La marmellata di uva nera e i tarallucci abruzzesi

La marmellata di uva nera e i tarallucci abruzzesi


Il Montepulciano è un vitigno autoctono del centro Italia ed in particolare della zona tra Marche e Abruzzo,
a testimonianza di ciò sono conservati diversi documenti risalenti al 1700. In particolare, la terra nativa di tale vitigno sembra essere Torre de' Passeri in provincia di Pescara.
La rivalutazione dell'uva Montepulciano, che non ha nessun legame con l'omonima località toscana, rappresenta uno dei maggiori successi enologici degli ultimi anni, un processo che inizia dall'Abruzzo.
In passato il Montepulciano era prevalentemente utilizzato come uva “da taglio”, per conferire colore e struttura ad altri vini. Oggi il Montepulciano è fra le più importanti uve d'Italia.

Montepulciano is a native grape of central Italy and in particular in the area of the Marche and Abruzzo, as proof of this are preserved several documents dating back to 1700. In particular, the native land of the vine seems to be Torre de 'Passeri in the province of Pescara .
he revaluation Montepulciano grape, which has no connection with the Tuscan town of the same name, is one of the most successful wine in recent years, a process that starts from Abruzzo. In the past it was mainly used as the Montepulciano grape "cutting", to give color and structure to other wines. Today Montepulciano is among the most important grapes of Italy.


 Ogni anno, quando arrivava l'autunno, si preparava la scrucchiata. Marmellata artigianale di uva nera (varietà Montepulciano d'Abruzzo)
L’etimologia di scrucchiata è "spremuta del chicco d’uva". Era un' operazione molto lenta che richiedeva molto tempo.
A Pollutri ( paesino in provincia di Chieti) la ricetta, tramandata di generazione in generazione, prevedeva l'utilizzo di un antico setaccio per la passatura chiamato "la cunciarelle" per separare, dopo una prima cottura, i semi degli acini.
In seguito l'uva cotta (con la polpa e le bucce) veniva messa di nuovo a cuocere a fuoco lento fino a quando non si addensava.

Every year, when the autumn came, he prepared the scrucchiata.

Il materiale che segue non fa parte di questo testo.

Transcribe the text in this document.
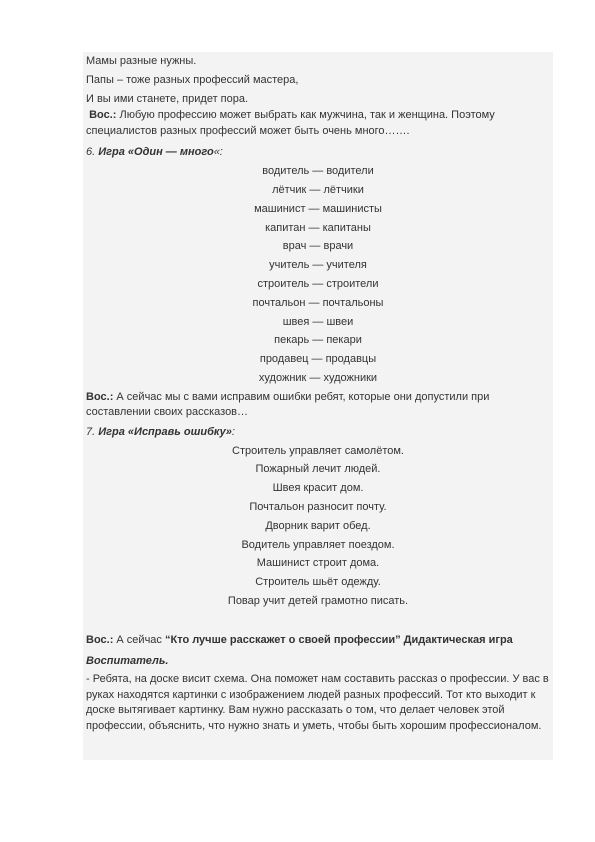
Мамы разные нужны.

Папы – тоже разных профессий мастера,

И вы ими станете, придет пора.

Вос.: Любую профессию может выбрать как мужчина, так и женщина. Поэтому специалистов разных профессий может быть очень много…….

6. Игра «Один — много«:

водитель — водители

лётчик — лётчики

машинист — машинисты

капитан — капитаны

врач — врачи

учитель — учителя

строитель — строители

почтальон — почтальоны

швея — швеи

пекарь — пекари

продавец — продавцы

художник — художники

Вос.: А сейчас мы с вами исправим ошибки ребят, которые они допустили при составлении своих рассказов…

7. Игра «Исправь ошибку»:

Строитель управляет самолётом.

Пожарный лечит людей.

Швея красит дом.

Почтальон разносит почту.

Дворник варит обед.

Водитель управляет поездом.

Машинист строит дома.

Строитель шьёт одежду.

Повар учит детей грамотно писать.

Вос.: А сейчас “Кто лучше расскажет о своей профессии” Дидактическая игра

Воспитатель.

- Ребята, на доске висит схема. Она поможет нам составить рассказ о профессии. У вас в руках находятся картинки с изображением людей разных профессий. Тот кто выходит к доске вытягивает картинку. Вам нужно рассказать о том, что делает человек этой профессии, объяснить, что нужно знать и уметь, чтобы быть хорошим профессионалом.
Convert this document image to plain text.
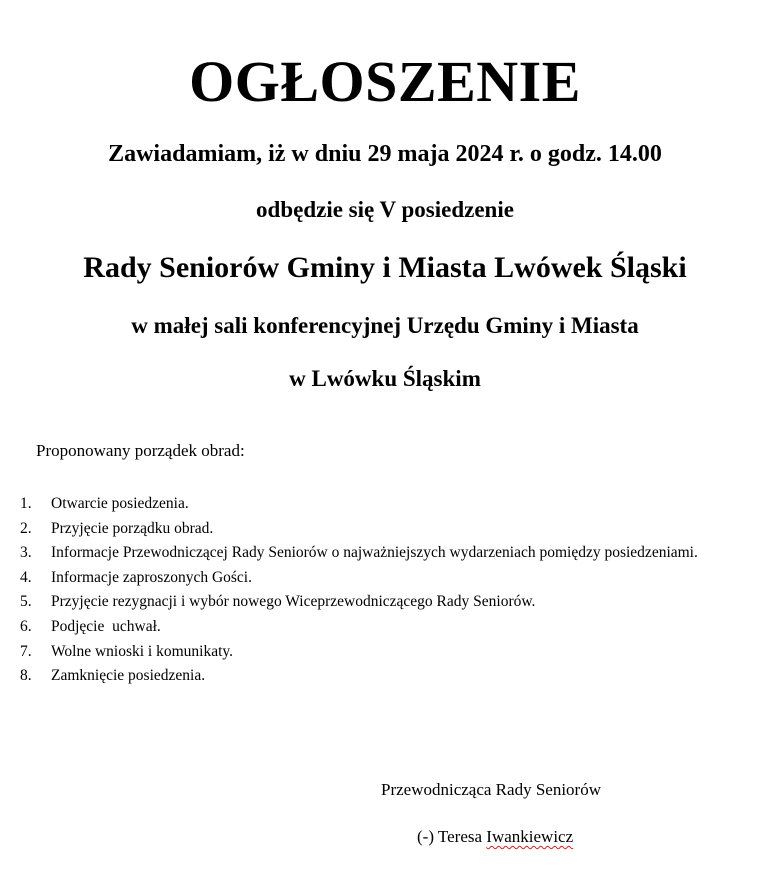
OGŁOSZENIE
Zawiadamiam, iż w dniu 29 maja 2024 r. o godz. 14.00
odbędzie się V posiedzenie
Rady Seniorów Gminy i Miasta Lwówek Śląski
w małej sali konferencyjnej Urzędu Gminy i Miasta
w Lwówku Śląskim
Proponowany porządek obrad:
1.	Otwarcie posiedzenia.
2.	Przyjęcie porządku obrad.
3.	Informacje Przewodniczącej Rady Seniorów o najważniejszych wydarzeniach pomiędzy posiedzeniami.
4.	Informacje zaproszonych Gości.
5.	Przyjęcie rezygnacji i wybór nowego Wiceprzewodniczącego Rady Seniorów.
6.	Podjęcie  uchwał.
7.	Wolne wnioski i komunikaty.
8.	Zamknięcie posiedzenia.
Przewodnicząca Rady Seniorów
(-) Teresa Iwankiewicz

Handicraft jam of black grapes (variety Montepulciano d'Abruzzo)
The etymology of scrucchiata is "grape juice". It was a 'very slow operation that took a long time.
In Pollutri (a town in the province of Chieti) the recipe, handed down from generation to generation, involved the use of an old sieve for passatura called "the cunciarelle" to separate, after a first firing, the seeds of the grapes.
Following the grape crush (with pulp and skins) was put back to simmer until thickened.







"la cunciarelle"








" marmellata di uva nera abruzzese usata ancora oggi per la realizzazione di dolci tipici."
"Grape jam black Abruzzo still used today for the production of traditional sweets."


I tarallucci abruzzesi sono dei deliziosi biscotti riempiti con la marmellata di uva nera la cui ricetta risale già alla fine del 1800.
Questo dolce è tipico delle zone collinari abruzzesi. L'impasto è formato da una parte di vino bianco e due parti di olio d'oliva e farina quanto basta. E un un impasto che non prevede l'aggiunta di uova e zucchero, perchè solo così si può apprezzare il gusto sopraffino della marmellata d'uva, che è poco addolcita proprio per esaltare il suo gusto a volte anche leggermente acidulo.
L'unica aggiunta viene fatta alla fine con zucchero a velo per la decorazione.
Molto apprezzato, veniva fatto non solo in occasione delle feste di Natale ma soprattutto in occasione di matrimoni.
Infatti nella fine dell'800 e primi anni del 900 era usanza molto diffusa da parte degli sposi ricambiare il regalo fatto dagli invitati con un pacchetto di dolci.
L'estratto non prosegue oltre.